One young lung cancer patient is tackling the disease’s connotations as the non-smoker cautions others of early warning signs she dismissed. Aurora Lucas was diagnosed with stage 3A lung cancer in December 2021 when she was just 28 years old after suffering from symptoms for nearly four months.

Detailing her journey, and devotedly answering questions from her loyal following on TikTok, the now 31-year-old revealed it all started with simple chest pains. Although the ache right above her heart was painful enough that she believed “I was having a stroke” she brushed it off initially, putting it down to stress.

Aurora shared: “I had just gotten a new house and I was about to begin teaching a new school year. It was just so many things going on at once.” Unfortunately, the teacher put many other symptoms down to stress as well while her health gradually deteriorated.

She then developed a “baby cough” but felt her “throat was just itchy” despite it lasting for weeks. When she started to develop severe back pain alongside her chest pain, Aurora thought her shoes were to blame, being on her feet at work all day or maybe her bed wasn’t supportive enough.

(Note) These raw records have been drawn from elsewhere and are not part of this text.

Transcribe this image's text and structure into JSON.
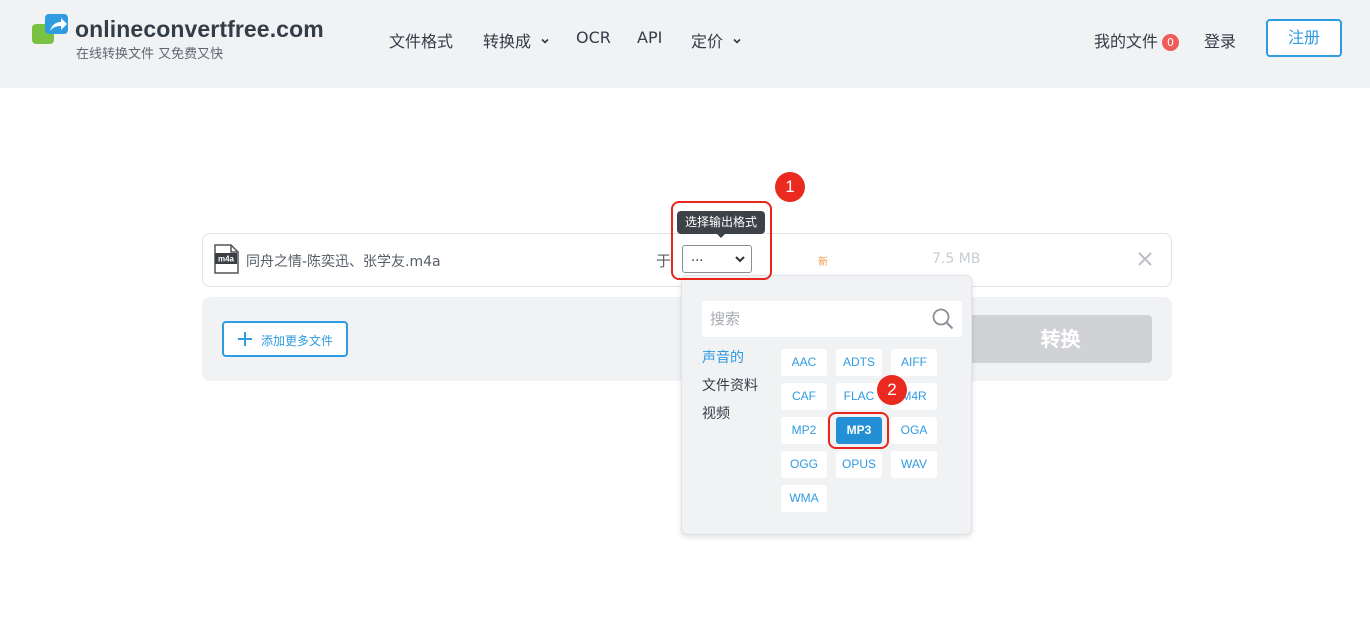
{
  "header": {
    "logo_name": "onlineconvertfree.com",
    "logo_tagline": "在线转换文件 又免费又快",
    "nav": [
      {
        "label": "文件格式"
      },
      {
        "label": "转换成"
      },
      {
        "label": "OCR"
      },
      {
        "label": "API"
      },
      {
        "label": "定价"
      }
    ],
    "my_files_label": "我的文件",
    "my_files_count": "0",
    "login_label": "登录",
    "register_label": "注册"
  },
  "file": {
    "name": "同舟之情-陈奕迅、张学友.m4a",
    "icon_label": "m4a",
    "to_label": "于",
    "format_value": "...",
    "status": "新",
    "size": "7.5 MB",
    "tooltip": "选择输出格式"
  },
  "actions": {
    "add_more_label": "添加更多文件",
    "convert_label": "转换"
  },
  "dropdown": {
    "search_placeholder": "搜索",
    "categories": [
      {
        "label": "声音的",
        "active": true
      },
      {
        "label": "文件资料",
        "active": false
      },
      {
        "label": "视频",
        "active": false
      }
    ],
    "formats": [
      "AAC",
      "ADTS",
      "AIFF",
      "CAF",
      "FLAC",
      "M4R",
      "MP2",
      "MP3",
      "OGA",
      "OGG",
      "OPUS",
      "WAV",
      "WMA"
    ],
    "selected_format": "MP3"
  },
  "callouts": [
    "1",
    "2"
  ],
  "colors": {
    "accent": "#2f9be0",
    "selected_format_bg": "#2390d6",
    "badge": "#f05a5a",
    "callout_red": "#e8261c",
    "status_new": "#f2994a"
  }
}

The last major symptom she warned viewers became so debilitating her husband had to start picking her up from work as she didn’t trust herself to drive home every day. She shared: “It was extreme fatigue. I would go to work around 7 am, and be released from school around 3 pm by that time I was wiped out, I was exhausted.

“I would try to drive home the first couple of weeks and I almost fell asleep at the wheel. Those were huge signs that I thought were just stress.” However, the cancer survivor noted that the symptoms vary for each individual.

Aurora’s case is a medical anomaly as only 1.4 percent of all people with lung cancer are under the age of 35. However, globally there is an increase in early-onset cancers with the number of diagnosed patients under the age of 50 rising by 79 percent between 1990 and 2019 according to the journal BMJ Oncology.

The numbers, as well as Aurora’s non-smoking history, did take a toll on her medical journey as she revealed in another clip: “It took me about three months to get diagnosed just because doctors over and over again were doing everything else and suspecting everything else.

“They thought it might be tuberculosis, they thought it might be an infection, I got a diagnosis for my heart. I just think about the time…Would I have been diagnosed at an earlier stage?” She shared a sympathetic message for other young lung cancer patients and urged people, in general, to reconsider their approach to lung cancer as a whole.

She passionately explained that whenever she mentions to someone new that she has lung cancer she is faced with a single question: “Did you smoke?” Aurora answered: “I didn’t but I think we have to reframe our question because nobody deserves to have lung cancer whether they had smoked or not. There’s so many of us out there that don’t know why we have this disease.”